Community spaces sold off ‘on a massive scale’ for private use, finds report 

19 Jun 2018 News

More than 4,000 public spaces are being sold off every year and being “lost to the community forever”, according to a report published by Locality. 

The representative body for community organisations has published The Great British Sell Off today, revealing that on average 4,131 public buildings and spaces, such as libraries, youth centres and swimming pools are sold off each year. 

It discovered the scale of the issue after submitting a freedom of information request to councils in England earlier this year. 

The FOI also found that just 41 per cent of councils had a strategy in place to encourage community ownership.

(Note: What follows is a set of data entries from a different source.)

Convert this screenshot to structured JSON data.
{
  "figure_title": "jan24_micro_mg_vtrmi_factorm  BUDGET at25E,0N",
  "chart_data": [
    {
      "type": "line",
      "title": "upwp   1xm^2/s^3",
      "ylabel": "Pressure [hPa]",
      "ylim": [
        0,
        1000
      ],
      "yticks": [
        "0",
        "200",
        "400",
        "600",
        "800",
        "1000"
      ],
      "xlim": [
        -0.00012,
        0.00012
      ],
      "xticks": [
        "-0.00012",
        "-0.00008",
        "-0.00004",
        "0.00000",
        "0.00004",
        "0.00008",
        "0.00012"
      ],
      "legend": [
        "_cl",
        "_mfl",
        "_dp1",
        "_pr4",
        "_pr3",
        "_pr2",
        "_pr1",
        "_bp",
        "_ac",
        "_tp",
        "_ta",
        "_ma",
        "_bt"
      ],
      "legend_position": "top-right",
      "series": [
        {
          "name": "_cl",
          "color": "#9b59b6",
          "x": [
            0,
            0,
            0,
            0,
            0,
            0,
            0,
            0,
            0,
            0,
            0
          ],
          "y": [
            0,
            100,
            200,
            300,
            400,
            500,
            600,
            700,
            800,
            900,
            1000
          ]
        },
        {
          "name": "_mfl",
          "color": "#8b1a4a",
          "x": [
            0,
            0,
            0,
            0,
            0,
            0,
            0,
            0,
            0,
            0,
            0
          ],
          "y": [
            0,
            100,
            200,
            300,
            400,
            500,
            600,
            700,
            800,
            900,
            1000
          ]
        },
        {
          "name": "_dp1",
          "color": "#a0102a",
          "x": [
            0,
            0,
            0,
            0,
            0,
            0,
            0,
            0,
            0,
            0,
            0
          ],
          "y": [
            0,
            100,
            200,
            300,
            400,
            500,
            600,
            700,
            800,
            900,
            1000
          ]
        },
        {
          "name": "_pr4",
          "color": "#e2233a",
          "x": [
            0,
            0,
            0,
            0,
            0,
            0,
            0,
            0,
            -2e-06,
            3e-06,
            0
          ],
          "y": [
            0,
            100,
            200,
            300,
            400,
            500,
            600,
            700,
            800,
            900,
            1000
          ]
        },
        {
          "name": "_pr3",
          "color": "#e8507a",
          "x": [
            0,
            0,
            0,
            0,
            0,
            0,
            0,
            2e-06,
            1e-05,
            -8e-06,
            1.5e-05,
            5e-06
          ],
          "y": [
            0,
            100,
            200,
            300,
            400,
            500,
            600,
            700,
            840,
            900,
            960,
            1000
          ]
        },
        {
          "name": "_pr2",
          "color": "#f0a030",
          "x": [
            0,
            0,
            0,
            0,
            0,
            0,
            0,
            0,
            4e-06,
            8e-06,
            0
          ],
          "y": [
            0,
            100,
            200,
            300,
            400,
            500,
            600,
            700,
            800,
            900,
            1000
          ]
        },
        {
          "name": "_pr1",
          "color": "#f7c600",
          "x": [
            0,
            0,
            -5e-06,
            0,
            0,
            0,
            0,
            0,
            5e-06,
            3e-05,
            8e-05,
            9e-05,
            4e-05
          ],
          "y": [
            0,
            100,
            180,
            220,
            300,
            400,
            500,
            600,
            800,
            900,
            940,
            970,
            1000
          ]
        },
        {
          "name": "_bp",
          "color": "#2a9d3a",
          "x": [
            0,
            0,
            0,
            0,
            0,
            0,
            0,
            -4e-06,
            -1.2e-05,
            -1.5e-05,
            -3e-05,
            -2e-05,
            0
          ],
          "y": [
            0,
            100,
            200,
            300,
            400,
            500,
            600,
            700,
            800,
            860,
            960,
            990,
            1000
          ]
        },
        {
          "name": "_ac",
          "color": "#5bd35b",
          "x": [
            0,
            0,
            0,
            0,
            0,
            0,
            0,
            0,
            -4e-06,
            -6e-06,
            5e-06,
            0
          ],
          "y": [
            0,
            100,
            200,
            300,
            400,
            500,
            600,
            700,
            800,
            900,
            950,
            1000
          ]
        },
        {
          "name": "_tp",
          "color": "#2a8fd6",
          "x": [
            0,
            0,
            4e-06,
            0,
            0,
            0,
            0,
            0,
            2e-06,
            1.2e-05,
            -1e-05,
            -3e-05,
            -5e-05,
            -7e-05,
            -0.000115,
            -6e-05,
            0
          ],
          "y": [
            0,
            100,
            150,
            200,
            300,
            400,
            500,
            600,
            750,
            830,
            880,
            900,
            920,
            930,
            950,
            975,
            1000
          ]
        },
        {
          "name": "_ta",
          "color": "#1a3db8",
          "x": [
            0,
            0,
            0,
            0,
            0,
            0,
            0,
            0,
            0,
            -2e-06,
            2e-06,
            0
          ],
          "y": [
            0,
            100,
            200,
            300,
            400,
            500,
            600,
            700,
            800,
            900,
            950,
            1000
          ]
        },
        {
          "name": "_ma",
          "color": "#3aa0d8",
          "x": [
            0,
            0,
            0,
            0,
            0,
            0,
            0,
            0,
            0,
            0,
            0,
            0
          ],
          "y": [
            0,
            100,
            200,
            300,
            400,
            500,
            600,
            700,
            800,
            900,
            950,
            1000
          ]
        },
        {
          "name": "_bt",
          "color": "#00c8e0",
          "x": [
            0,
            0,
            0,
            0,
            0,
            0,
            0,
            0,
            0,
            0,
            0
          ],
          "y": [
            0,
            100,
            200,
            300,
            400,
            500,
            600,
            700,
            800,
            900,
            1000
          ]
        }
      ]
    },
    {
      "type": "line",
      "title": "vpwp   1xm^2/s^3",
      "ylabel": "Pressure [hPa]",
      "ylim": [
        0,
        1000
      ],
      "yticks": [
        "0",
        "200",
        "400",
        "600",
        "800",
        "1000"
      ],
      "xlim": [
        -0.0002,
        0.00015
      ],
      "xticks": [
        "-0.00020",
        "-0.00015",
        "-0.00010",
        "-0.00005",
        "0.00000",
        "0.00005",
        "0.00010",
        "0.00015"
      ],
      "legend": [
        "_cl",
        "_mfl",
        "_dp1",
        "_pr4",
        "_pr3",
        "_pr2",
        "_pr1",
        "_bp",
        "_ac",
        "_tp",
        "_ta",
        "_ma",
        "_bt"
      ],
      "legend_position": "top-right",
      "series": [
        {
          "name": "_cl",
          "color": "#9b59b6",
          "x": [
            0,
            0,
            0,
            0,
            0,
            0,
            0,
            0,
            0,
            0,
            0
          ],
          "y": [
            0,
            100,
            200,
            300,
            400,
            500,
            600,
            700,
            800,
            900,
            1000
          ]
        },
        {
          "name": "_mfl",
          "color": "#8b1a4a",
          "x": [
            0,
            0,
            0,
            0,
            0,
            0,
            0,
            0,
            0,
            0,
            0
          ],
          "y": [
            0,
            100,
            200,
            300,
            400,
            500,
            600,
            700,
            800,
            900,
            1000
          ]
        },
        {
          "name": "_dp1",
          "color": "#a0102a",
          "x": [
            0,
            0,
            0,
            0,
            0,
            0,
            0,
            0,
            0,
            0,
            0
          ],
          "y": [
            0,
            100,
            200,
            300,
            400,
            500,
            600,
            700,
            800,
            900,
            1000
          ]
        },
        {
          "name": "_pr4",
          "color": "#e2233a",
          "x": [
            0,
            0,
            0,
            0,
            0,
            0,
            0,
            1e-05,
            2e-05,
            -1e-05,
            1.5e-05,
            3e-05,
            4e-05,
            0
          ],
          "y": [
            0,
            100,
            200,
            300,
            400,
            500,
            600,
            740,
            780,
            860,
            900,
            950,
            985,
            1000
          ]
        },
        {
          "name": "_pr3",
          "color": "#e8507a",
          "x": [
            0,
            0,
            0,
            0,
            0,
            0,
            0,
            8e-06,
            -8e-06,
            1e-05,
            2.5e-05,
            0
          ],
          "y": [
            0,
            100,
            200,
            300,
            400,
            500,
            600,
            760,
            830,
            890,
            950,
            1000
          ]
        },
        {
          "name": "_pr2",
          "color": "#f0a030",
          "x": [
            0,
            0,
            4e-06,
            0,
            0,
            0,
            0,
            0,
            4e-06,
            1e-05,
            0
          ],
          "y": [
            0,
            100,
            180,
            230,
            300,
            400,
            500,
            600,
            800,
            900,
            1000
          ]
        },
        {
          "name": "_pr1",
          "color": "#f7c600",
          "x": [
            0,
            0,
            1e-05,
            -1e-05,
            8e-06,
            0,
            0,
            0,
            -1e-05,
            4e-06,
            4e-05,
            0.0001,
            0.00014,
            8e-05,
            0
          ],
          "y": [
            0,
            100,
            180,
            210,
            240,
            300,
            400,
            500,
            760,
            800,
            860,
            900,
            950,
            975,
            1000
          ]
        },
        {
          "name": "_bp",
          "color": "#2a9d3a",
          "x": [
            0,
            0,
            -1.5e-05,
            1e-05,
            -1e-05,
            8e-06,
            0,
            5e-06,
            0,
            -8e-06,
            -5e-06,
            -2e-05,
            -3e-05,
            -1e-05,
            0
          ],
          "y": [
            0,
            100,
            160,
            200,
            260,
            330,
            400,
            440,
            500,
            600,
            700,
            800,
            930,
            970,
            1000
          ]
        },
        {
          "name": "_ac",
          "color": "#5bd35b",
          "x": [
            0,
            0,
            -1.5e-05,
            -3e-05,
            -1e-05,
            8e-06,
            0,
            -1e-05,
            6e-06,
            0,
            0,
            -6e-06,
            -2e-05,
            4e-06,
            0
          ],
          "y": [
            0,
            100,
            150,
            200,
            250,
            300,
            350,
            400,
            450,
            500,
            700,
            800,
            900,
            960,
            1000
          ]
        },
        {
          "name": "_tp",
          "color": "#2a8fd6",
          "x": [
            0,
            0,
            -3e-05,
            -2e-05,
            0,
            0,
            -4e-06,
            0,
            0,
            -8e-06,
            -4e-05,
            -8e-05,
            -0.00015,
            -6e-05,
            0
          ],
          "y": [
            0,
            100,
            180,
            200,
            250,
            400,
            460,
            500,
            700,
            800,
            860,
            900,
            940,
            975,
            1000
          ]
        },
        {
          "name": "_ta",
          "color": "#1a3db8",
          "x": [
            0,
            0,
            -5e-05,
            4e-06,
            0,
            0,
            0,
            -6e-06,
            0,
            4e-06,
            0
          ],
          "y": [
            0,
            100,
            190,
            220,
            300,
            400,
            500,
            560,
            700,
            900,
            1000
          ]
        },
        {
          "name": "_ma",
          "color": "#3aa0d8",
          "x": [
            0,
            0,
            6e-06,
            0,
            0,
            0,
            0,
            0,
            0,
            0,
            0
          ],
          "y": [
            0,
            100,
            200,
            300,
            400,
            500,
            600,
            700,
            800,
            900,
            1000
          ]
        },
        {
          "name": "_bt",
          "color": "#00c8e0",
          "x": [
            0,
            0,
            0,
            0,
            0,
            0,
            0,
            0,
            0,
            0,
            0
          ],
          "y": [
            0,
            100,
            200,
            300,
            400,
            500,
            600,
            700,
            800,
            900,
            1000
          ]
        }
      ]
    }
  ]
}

Locality said that this indicated that at the moment public buildings are being “sold off on a massive scale for private use and short-term profit”. 

Tony Armstrong, chief executive of Locality, said: “More than 4,000 public buildings and spaces are being sold off a year, that’s more than four times the number of Starbucks in the UK. This is a sell off on a massive scale.

“We know that many of the buildings being lost have valuable community uses. Every one of us can think of a local public building or outside space we love and use – from libraries to lidos and town halls to youth centres. They are owned by the public and they’re being sold off for short term gain to fill holes in council budgets.”

‘Save our Spaces’

In response Locality has now launched a campaign, Save our Spaces, to increase the number of buildings taken into community ownership. 

Its report highlights a number of examples where community ownership has saved a resource for the community. 

Locality said the main barriers to community ownership are funding, lack of expertise and time, and the lack of a clear process. 

It is now calling for the launch of a community ownership fund worth £200m a year for five years to help save community spaces for the public, a change to Right to Bid legislation to give community organisations one year instead of six months to prepare a bid and a further change to give community organisations a Right to Buy, or have first refusal. 

Locality also said all local authorities should have a community asset transfer policy and that they should offer zero interest loans to community groups wishing to buy public spaces. 

Writing an article for Civil Society’s Voices section Armstrong said charities could “play a vital role” because they were often well placed to take the first steps in acquiring a community building. 

He said: “That's why we are asking the charity sector to consider the opportunity of taking on community ownership of an asset under threat.”